Kekecewaan dan protes muncul setelah Menteri BUMN Erick Thohir menunjuk Silfester Matutina, relawan Presiden Joko Widodo, sebagai Komisaris Independen PT Rajawali Nusantara Indonesia (ID Food). Silfester, yang sebelumnya terlibat dalam kasus pencemaran nama baik terhadap mantan Wakil Presiden Jusuf Kalla, kini duduk di posisi komisaris BUMN tanpa menjalani hukuman penjara. Hal ini menuai kritik dari Tim Advokasi Antikriminalisasi Akademisi dan Aktivis, kubu Roy Suryo cs, yang menilai bahwa keputusan tersebut tidak etis dan merugikan rasa keadilan masyarakat.
Pasalnya, penunjukan Silfester sebagai komisaris BUMN juga menimbulkan pertanyaan tentang gaji besar yang akan diterimanya dari posisinya tersebut. Sebagai bagian dari rakyat Indonesia, sebagian orang merasa tidak setuju bahwa uang pajak yang dipungut dari masyarakat digunakan untuk membayar terpidana sebagai komisaris BUMN. Di sisi lain, Korps Adhyaksa memberikan pernyataan tegas terkait klaim Silfester soal damai dengan Jusuf Kalla, menegaskan bahwa putusan pengadilan 1,5 tahun penjara akan tetap dilaksanakan.

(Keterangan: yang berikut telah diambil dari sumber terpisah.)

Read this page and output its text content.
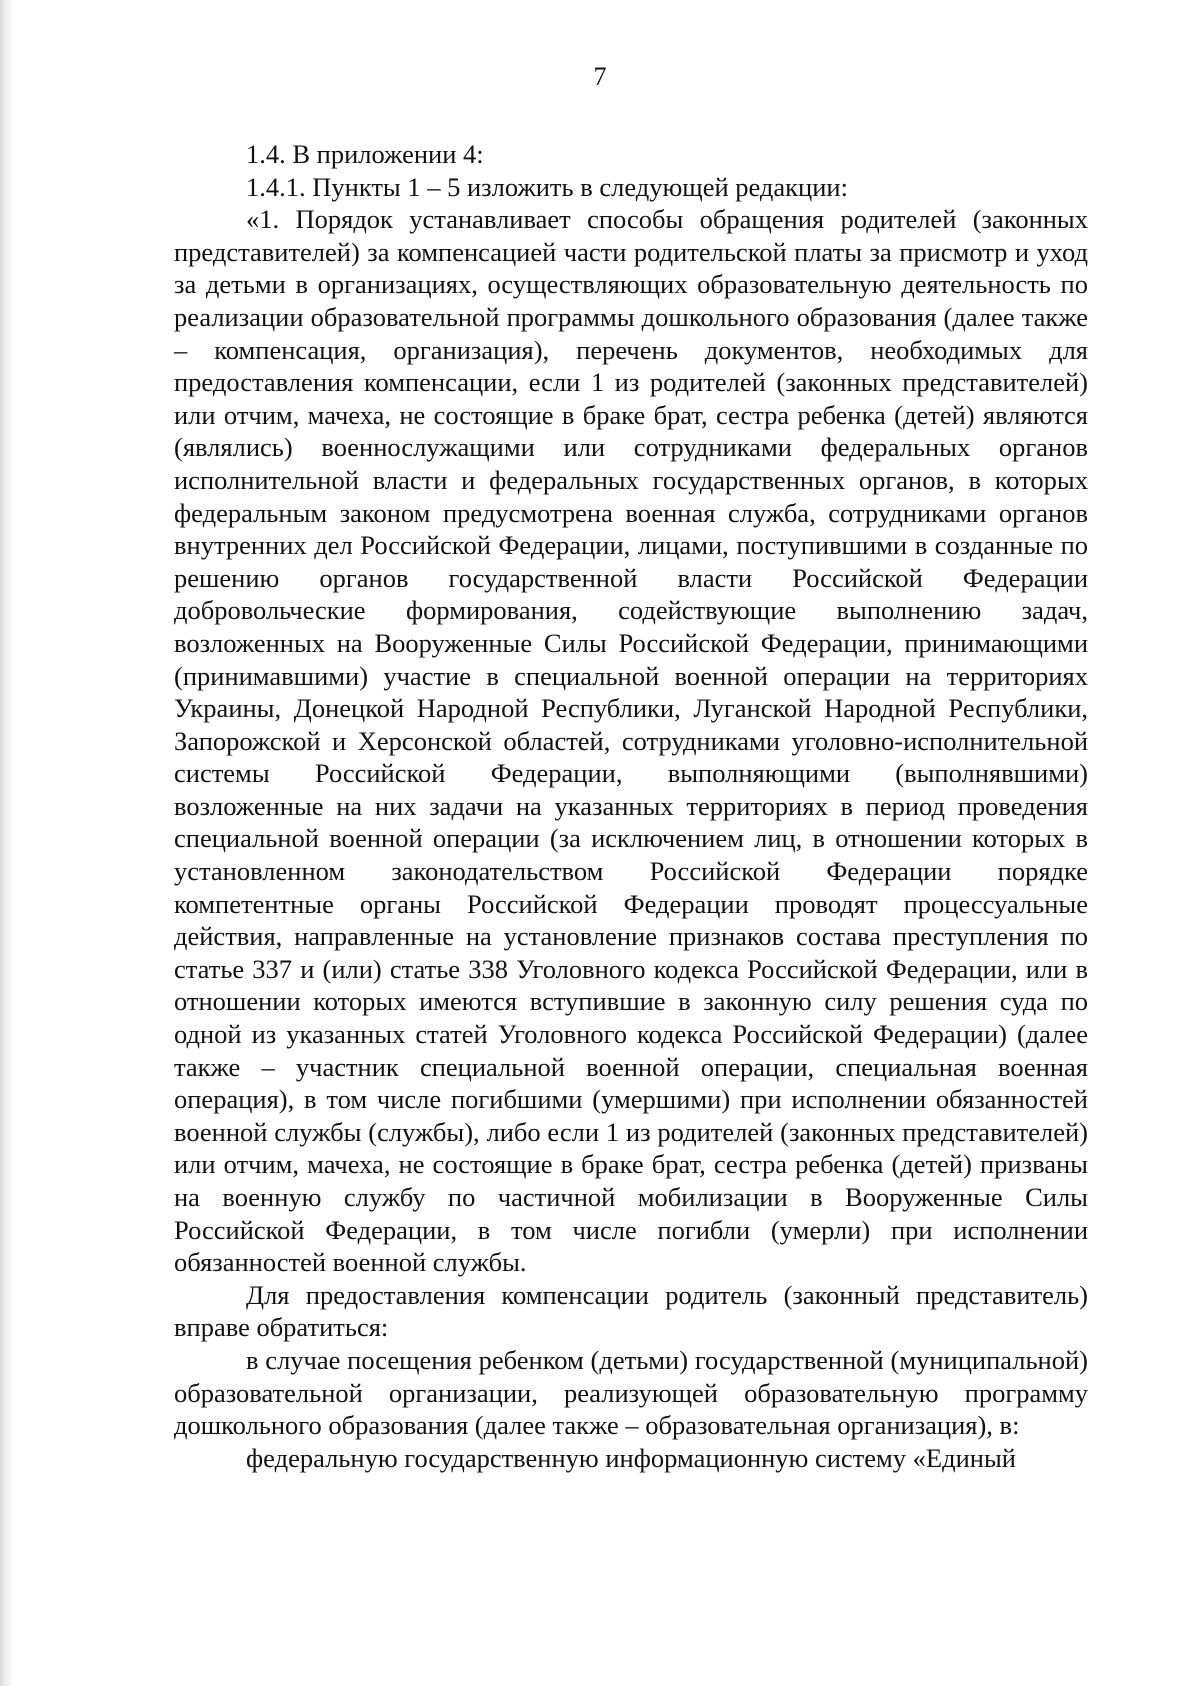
7

1.4. В приложении 4:

1.4.1. Пункты 1 – 5 изложить в следующей редакции:

«1. Порядок устанавливает способы обращения родителей (законных представителей) за компенсацией части родительской платы за присмотр и уход за детьми в организациях, осуществляющих образовательную деятельность по реализации образовательной программы дошкольного образования (далее также – компенсация, организация), перечень документов, необходимых для предоставления компенсации, если 1 из родителей (законных представителей) или отчим, мачеха, не состоящие в браке брат, сестра ребенка (детей) являются (являлись) военнослужащими или сотрудниками федеральных органов исполнительной власти и федеральных государственных органов, в которых федеральным законом предусмотрена военная служба, сотрудниками органов внутренних дел Российской Федерации, лицами, поступившими в созданные по решению органов государственной власти Российской Федерации добровольческие формирования, содействующие выполнению задач, возложенных на Вооруженные Силы Российской Федерации, принимающими (принимавшими) участие в специальной военной операции на территориях Украины, Донецкой Народной Республики, Луганской Народной Республики, Запорожской и Херсонской областей, сотрудниками уголовно-исполнительной системы Российской Федерации, выполняющими (выполнявшими) возложенные на них задачи на указанных территориях в период проведения специальной военной операции (за исключением лиц, в отношении которых в установленном законодательством Российской Федерации порядке компетентные органы Российской Федерации проводят процессуальные действия, направленные на установление признаков состава преступления по статье 337 и (или) статье 338 Уголовного кодекса Российской Федерации, или в отношении которых имеются вступившие в законную силу решения суда по одной из указанных статей Уголовного кодекса Российской Федерации) (далее также – участник специальной военной операции, специальная военная операция), в том числе погибшими (умершими) при исполнении обязанностей военной службы (службы), либо если 1 из родителей (законных представителей) или отчим, мачеха, не состоящие в браке брат, сестра ребенка (детей) призваны на военную службу по частичной мобилизации в Вооруженные Силы Российской Федерации, в том числе погибли (умерли) при исполнении обязанностей военной службы.

Для предоставления компенсации родитель (законный представитель) вправе обратиться:

в случае посещения ребенком (детьми) государственной (муниципальной) образовательной организации, реализующей образовательную программу дошкольного образования (далее также – образовательная организация), в:

федеральную государственную информационную систему «Единый
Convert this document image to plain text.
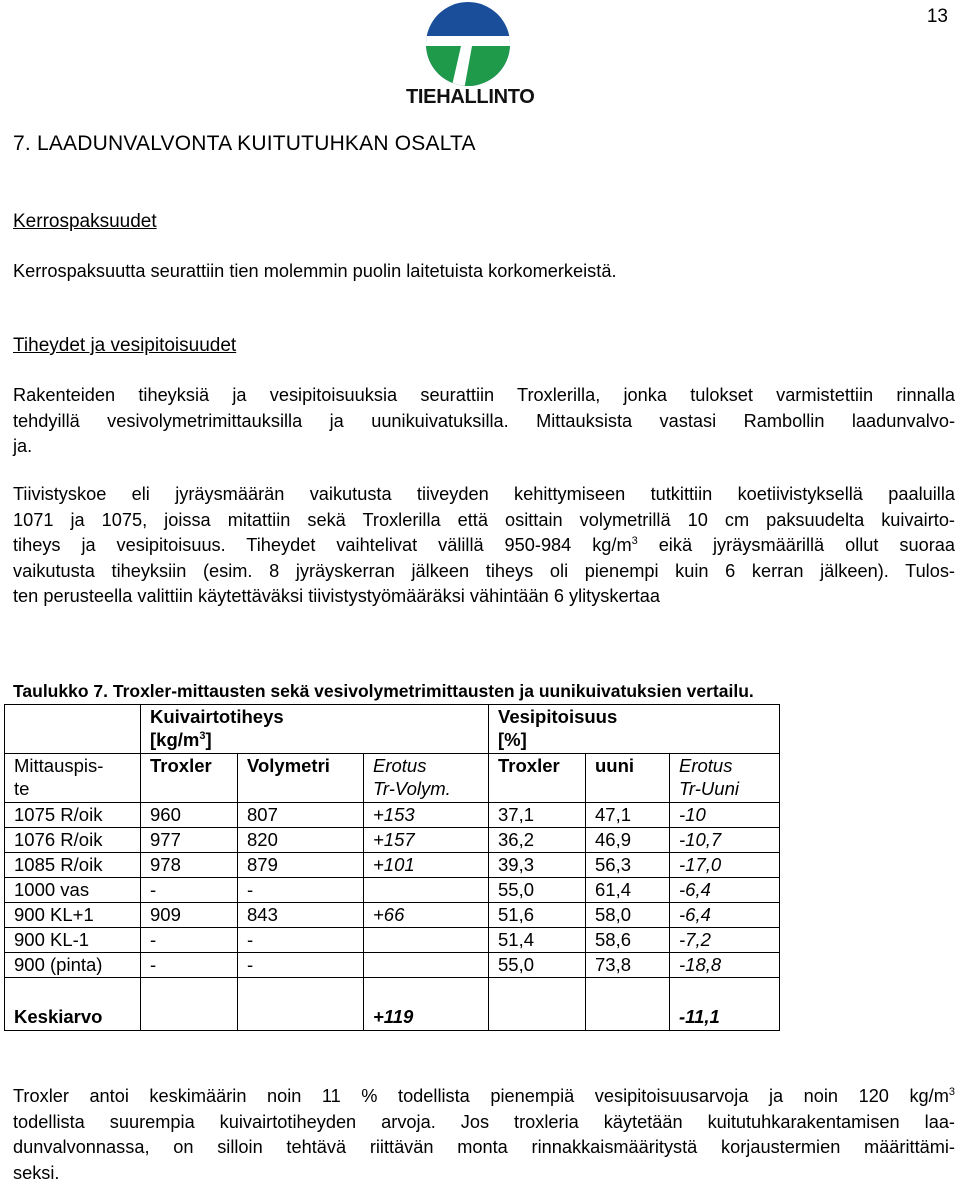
13
TIEHALLINTO
7. LAADUNVALVONTA KUITUTUHKAN OSALTA
Kerrospaksuudet
Kerrospaksuutta seurattiin tien molemmin puolin laitetuista korkomerkeistä.
Tiheydet ja vesipitoisuudet
Rakenteiden tiheyksiä ja vesipitoisuuksia seurattiin Troxlerilla, jonka tulokset varmistettiin rinnalla
tehdyillä vesivolymetrimittauksilla ja uunikuivatuksilla. Mittauksista vastasi Rambollin laadunvalvo-
ja.
Tiivistyskoe eli jyräysmäärän vaikutusta tiiveyden kehittymiseen tutkittiin koetiivistyksellä paaluilla
1071 ja 1075, joissa mitattiin sekä Troxlerilla että osittain volymetrillä 10 cm paksuudelta kuivairto-
tiheys ja vesipitoisuus. Tiheydet vaihtelivat välillä 950-984 $kg/m^3$ eikä jyräysmäärillä ollut suoraa
vaikutusta tiheyksiin (esim. 8 jyräyskerran jälkeen tiheys oli pienempi kuin 6 kerran jälkeen). Tulos-
ten perusteella valittiin käytettäväksi tiivistystyömääräksi vähintään 6 ylityskertaa
Taulukko 7. Troxler-mittausten sekä vesivolymetrimittausten ja uunikuivatuksien vertailu.
	Kuivairtotiheys
$[kg/m^3]$			Vesipitoisuus
[%]		
Mittauspis-
te	Troxler	Volymetri	Erotus
Tr-Volym.	Troxler	uuni	Erotus
Tr-Uuni
1075 R/oik	960	807	+153	37,1	47,1	-10
1076 R/oik	977	820	+157	36,2	46,9	-10,7
1085 R/oik	978	879	+101	39,3	56,3	-17,0
1000 vas	-	-		55,0	61,4	-6,4
900 KL+1	909	843	+66	51,6	58,0	-6,4
900 KL-1	-	-		51,4	58,6	-7,2
900 (pinta)	-	-		55,0	73,8	-18,8
Keskiarvo			+119			-11,1
Troxler antoi keskimäärin noin 11 % todellista pienempiä vesipitoisuusarvoja ja noin 120 $kg/m^3$
todellista suurempia kuivairtotiheyden arvoja. Jos troxleria käytetään kuitutuhkarakentamisen laa-
dunvalvonnassa, on silloin tehtävä riittävän monta rinnakkaismääritystä korjaustermien määrittämi-
seksi.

Meskipun Silfester mencoba untuk menyatakan bahwa kasusnya dengan Jusuf Kalla telah selesai damai, namun keputusan pengadilan harus tetap ditaati. Kejaksaan Agung menegaskan bahwa putusan tersebut berkekuatan hukum tetap dan akan dijalankan sesuai instruksi pengadilan. Dalam konteks kontroversi ini, masyarakat menunjukkan kekhawatiran dan ketidaksetujuan terhadap pemberian posisi penting kepada seseorang yang seharusnya menjalani hukuman pidana atas tindakannya.